Les propriétés toxiques et polluantes du plomb sont connues de longue date, mais c’est plus récemment qu’il a été intégré dans le risque chimique (exposition aux produits cancérogènes, mutagènes et reprotoxiques). La nocivité de ce matériau est liée à son aptitude à former des poussières facilement absorbées par l’organisme sous deux formes :

L’inhalation, par voie respiratoire de particules présentes dans des poussières ou fumées à partir de 500°.

L’ingestion de plomb, en mangeant, en buvant, en fumant ou encore en portant à la bouche des mains souillées.

Après absorption, digestive ou pulmonaire, le plomb passe dans le sang avant d’aller se fixer dans les tissus ou d’être éliminé essentiellement par les urines.

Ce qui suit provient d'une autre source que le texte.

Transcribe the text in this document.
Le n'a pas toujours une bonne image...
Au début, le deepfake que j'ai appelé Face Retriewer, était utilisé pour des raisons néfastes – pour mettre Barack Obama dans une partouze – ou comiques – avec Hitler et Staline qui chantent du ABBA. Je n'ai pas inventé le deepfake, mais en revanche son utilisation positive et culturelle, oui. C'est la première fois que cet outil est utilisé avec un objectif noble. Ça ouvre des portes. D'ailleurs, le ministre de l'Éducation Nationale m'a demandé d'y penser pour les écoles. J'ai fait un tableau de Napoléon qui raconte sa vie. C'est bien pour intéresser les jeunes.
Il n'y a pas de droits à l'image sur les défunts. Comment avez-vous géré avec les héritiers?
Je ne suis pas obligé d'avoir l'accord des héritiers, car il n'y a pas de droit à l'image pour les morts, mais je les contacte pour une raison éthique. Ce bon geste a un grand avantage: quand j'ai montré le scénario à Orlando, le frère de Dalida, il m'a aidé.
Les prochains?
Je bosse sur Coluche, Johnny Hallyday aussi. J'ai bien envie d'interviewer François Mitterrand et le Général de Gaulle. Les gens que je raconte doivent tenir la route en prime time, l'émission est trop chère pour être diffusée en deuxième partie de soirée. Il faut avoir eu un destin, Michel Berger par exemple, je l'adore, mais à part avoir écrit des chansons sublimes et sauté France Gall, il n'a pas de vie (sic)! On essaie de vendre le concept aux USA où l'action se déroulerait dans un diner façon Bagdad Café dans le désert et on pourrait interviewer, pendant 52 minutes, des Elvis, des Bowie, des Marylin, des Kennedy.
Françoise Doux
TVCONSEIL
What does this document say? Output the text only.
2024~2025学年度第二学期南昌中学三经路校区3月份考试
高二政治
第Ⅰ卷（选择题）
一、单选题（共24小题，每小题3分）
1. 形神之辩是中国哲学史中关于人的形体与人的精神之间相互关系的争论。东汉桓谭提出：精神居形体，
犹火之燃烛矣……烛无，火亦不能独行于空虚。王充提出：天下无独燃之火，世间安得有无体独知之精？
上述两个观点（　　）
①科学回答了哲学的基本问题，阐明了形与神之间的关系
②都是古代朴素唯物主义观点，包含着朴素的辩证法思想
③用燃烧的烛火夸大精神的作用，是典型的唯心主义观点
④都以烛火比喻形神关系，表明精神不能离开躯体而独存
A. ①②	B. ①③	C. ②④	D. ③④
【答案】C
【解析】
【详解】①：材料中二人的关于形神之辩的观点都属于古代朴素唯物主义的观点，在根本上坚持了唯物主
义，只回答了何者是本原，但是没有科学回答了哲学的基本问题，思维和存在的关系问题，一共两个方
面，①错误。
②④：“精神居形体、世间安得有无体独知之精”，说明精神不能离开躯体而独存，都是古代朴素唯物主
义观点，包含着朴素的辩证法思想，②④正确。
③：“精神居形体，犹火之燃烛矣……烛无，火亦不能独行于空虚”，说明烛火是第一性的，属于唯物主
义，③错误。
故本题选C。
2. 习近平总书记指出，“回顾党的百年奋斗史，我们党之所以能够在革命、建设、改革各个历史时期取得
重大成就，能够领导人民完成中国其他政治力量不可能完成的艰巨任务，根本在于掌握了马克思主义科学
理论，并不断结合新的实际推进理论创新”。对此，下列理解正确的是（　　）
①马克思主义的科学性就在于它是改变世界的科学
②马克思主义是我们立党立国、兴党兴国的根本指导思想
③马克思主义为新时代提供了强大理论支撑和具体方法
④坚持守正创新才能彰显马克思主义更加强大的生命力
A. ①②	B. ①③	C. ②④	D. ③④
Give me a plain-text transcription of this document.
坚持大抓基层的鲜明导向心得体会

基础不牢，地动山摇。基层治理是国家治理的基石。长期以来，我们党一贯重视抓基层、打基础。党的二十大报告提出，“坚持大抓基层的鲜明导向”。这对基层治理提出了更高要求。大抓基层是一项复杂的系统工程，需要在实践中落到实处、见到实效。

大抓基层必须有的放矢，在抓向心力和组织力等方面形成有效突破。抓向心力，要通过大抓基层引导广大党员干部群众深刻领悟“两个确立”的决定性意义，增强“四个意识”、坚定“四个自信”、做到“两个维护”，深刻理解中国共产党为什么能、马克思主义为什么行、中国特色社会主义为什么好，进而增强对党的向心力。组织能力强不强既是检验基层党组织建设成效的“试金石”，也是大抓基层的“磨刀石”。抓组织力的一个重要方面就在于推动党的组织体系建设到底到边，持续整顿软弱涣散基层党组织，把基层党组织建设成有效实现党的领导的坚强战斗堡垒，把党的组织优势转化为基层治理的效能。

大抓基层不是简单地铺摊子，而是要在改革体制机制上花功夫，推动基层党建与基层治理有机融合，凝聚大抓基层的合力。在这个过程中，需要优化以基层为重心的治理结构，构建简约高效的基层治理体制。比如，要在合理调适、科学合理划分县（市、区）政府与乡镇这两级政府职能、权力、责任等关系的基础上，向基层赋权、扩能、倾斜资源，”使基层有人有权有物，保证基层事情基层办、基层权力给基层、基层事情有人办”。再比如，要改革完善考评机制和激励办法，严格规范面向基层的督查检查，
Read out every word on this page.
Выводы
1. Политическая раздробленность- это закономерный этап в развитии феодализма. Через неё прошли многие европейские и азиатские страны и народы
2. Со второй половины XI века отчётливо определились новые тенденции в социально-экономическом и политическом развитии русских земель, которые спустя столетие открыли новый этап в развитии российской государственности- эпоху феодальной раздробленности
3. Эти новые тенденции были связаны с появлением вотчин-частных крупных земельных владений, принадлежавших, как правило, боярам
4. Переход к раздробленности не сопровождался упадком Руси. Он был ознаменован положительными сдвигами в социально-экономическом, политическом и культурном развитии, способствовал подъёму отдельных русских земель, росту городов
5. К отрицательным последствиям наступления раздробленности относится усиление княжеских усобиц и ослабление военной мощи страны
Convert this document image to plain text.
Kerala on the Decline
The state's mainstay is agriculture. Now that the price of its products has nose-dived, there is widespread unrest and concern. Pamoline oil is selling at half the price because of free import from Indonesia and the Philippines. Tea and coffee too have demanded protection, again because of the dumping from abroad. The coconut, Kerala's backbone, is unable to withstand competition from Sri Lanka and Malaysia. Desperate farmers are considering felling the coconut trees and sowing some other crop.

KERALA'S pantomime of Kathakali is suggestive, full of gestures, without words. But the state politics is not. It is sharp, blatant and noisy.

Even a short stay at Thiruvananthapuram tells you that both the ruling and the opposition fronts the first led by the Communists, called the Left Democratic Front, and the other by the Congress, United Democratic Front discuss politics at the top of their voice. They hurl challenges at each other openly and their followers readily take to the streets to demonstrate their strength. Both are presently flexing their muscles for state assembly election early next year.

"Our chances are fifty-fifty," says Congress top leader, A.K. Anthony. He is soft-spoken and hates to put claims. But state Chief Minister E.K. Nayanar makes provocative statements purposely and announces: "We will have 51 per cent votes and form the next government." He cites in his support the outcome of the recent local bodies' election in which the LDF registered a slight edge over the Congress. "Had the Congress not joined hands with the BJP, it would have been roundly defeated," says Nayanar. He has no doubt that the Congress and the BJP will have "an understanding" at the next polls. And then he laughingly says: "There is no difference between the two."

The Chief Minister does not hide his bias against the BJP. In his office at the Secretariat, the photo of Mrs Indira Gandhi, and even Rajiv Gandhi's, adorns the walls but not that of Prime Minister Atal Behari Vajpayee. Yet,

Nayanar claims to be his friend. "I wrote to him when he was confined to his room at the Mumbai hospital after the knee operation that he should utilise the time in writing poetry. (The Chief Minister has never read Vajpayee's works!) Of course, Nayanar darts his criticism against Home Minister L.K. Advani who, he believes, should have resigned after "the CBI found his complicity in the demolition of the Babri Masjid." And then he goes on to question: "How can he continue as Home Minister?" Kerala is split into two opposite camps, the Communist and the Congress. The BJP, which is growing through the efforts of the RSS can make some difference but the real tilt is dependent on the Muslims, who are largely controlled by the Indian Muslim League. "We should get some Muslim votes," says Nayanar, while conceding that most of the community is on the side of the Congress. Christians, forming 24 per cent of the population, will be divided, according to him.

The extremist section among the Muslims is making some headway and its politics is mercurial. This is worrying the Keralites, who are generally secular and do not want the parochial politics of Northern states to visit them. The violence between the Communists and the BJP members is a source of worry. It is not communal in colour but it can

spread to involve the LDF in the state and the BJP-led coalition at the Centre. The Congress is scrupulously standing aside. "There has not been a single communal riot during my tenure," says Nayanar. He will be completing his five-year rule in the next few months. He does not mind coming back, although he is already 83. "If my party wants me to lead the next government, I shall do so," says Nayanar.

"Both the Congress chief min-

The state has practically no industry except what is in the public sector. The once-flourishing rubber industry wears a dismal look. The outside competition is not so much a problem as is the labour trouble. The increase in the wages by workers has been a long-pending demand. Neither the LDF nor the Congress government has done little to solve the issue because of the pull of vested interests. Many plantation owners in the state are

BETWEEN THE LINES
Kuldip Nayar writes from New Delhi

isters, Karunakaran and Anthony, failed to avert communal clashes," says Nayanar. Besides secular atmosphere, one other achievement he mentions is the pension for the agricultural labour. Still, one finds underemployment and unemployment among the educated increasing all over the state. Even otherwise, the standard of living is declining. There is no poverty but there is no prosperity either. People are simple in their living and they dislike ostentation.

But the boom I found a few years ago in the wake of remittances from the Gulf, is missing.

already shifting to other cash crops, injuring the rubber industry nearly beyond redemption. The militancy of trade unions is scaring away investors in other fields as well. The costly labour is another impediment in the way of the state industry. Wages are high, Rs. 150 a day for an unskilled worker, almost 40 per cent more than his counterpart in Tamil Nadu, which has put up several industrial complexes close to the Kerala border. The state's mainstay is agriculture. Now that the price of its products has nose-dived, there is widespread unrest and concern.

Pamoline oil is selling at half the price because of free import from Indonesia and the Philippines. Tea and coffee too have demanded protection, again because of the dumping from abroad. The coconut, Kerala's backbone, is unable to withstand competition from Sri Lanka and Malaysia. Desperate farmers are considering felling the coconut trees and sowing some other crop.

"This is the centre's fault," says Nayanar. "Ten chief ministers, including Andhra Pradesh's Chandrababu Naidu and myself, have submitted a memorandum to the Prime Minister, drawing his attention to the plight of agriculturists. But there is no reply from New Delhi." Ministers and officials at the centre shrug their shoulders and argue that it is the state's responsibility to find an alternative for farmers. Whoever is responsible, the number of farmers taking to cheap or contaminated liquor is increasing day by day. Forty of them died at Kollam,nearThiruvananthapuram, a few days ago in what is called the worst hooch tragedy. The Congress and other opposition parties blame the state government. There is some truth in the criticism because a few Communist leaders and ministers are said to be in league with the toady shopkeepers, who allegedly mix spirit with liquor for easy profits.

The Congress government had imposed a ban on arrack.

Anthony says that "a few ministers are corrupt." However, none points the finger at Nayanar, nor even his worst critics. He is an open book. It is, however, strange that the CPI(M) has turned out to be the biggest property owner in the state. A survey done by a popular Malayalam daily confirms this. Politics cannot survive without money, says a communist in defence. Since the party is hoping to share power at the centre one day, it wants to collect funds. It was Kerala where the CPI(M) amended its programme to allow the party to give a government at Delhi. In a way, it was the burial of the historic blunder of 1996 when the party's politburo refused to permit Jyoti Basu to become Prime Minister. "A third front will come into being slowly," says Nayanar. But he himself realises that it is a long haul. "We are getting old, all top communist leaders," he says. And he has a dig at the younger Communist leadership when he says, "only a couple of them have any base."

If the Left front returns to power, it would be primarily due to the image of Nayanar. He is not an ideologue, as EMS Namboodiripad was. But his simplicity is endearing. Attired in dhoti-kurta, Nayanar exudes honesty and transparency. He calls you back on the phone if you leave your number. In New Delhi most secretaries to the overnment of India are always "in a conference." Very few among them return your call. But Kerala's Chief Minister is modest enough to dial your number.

Les pathologies liées à l’absorption de plomb sont de plusieurs ordres.

Le saturnisme ou intoxication au plomb se traduit par :

- Des manifestations cliniques aiguës.

- Des manifestations chroniques parmi les lesquelles les troubles de la reproduction, qui vont de la baisse de fertilité, pour les femmes comme pour les hommes, à la perturbation du développement du fœtus en passant par l’avortement.

Citons également les troubles digestifs (« coliques de plomb »), plus rarement des troubles neurologiques mais aussi des atteintes au rein et au foie.

À retenir

L'intoxication au plomb a un caractère toxico-cumulatif : stocké dans l’organisme, il continue à produire ses effets longtemps après l’exposition, et ce, même à faibles doses, comme le confirment des études récentes.